### Abstract:

Attempts a synthesis of two important and fast developing branches of mathematics, namely universal algebra and fuzzy set theory. Given an abstract algebra [X,F] where X is a non-empty set and F is a set of finitary operations on X, a fuzzy algebra [IX, F] is constructed by extending operations on X to that on I]X, the set of fuzzy subsets of X (I denotes the unit interval), using Zadeh's extension principle. Homomorphisms between fuzzy algebras are defined and discussed. Fuzzy subalgebras of an algebra are defined to be elements of a fuzzy algebra which respect the extended algebra operations under inclusion of fuzzy subsets.

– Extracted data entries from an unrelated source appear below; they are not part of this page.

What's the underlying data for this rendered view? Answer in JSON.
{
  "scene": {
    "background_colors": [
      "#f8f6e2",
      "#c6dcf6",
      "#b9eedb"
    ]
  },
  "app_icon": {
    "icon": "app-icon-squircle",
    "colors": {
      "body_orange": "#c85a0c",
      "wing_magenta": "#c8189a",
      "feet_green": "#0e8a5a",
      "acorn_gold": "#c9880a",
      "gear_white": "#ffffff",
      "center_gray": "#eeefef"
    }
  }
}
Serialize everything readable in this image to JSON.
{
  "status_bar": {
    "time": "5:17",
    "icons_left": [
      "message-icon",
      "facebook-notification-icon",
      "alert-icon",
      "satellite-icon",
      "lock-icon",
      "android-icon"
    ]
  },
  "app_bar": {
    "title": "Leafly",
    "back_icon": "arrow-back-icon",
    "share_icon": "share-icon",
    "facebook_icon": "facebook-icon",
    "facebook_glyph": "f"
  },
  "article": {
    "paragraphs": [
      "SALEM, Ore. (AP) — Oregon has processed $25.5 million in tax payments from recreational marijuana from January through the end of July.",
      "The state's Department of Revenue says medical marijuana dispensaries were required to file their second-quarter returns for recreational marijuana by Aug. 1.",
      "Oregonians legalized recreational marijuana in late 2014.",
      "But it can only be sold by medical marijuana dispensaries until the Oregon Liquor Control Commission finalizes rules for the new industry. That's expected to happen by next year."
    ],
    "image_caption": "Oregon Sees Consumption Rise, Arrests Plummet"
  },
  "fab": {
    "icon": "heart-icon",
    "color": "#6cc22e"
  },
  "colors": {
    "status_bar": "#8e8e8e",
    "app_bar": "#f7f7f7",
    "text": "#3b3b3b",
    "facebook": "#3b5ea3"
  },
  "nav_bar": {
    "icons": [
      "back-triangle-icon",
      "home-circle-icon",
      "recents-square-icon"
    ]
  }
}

The family of fuzzy subalgebras of an algebra is an algebraic closure system in I]X. Thus the set of fuzzy subalgebras is a complete lattice. A fuzzy equivalence relation on a set is defined and a partition of such a relation into a class of fuzzy subsets is derived. Using these ideas, fuzzy functions between sets, fuzzy congruence relations, and fuzzy homomorphisms are defined. The kernels of fuzzy homomorphisms are proved to be fuzzy congruence relations, paving the way for the fuzzy isomorphism theorem. Finally, we sketch some ideas on free fuzzy subalgebras and polynomial algebras. The thesis thus treats the central ideas of universal algebras, namely subalgebras, homomorphisms, equivalence and congruence relations, isomorphism theorems and free algebra in the fuzzy set theory setting.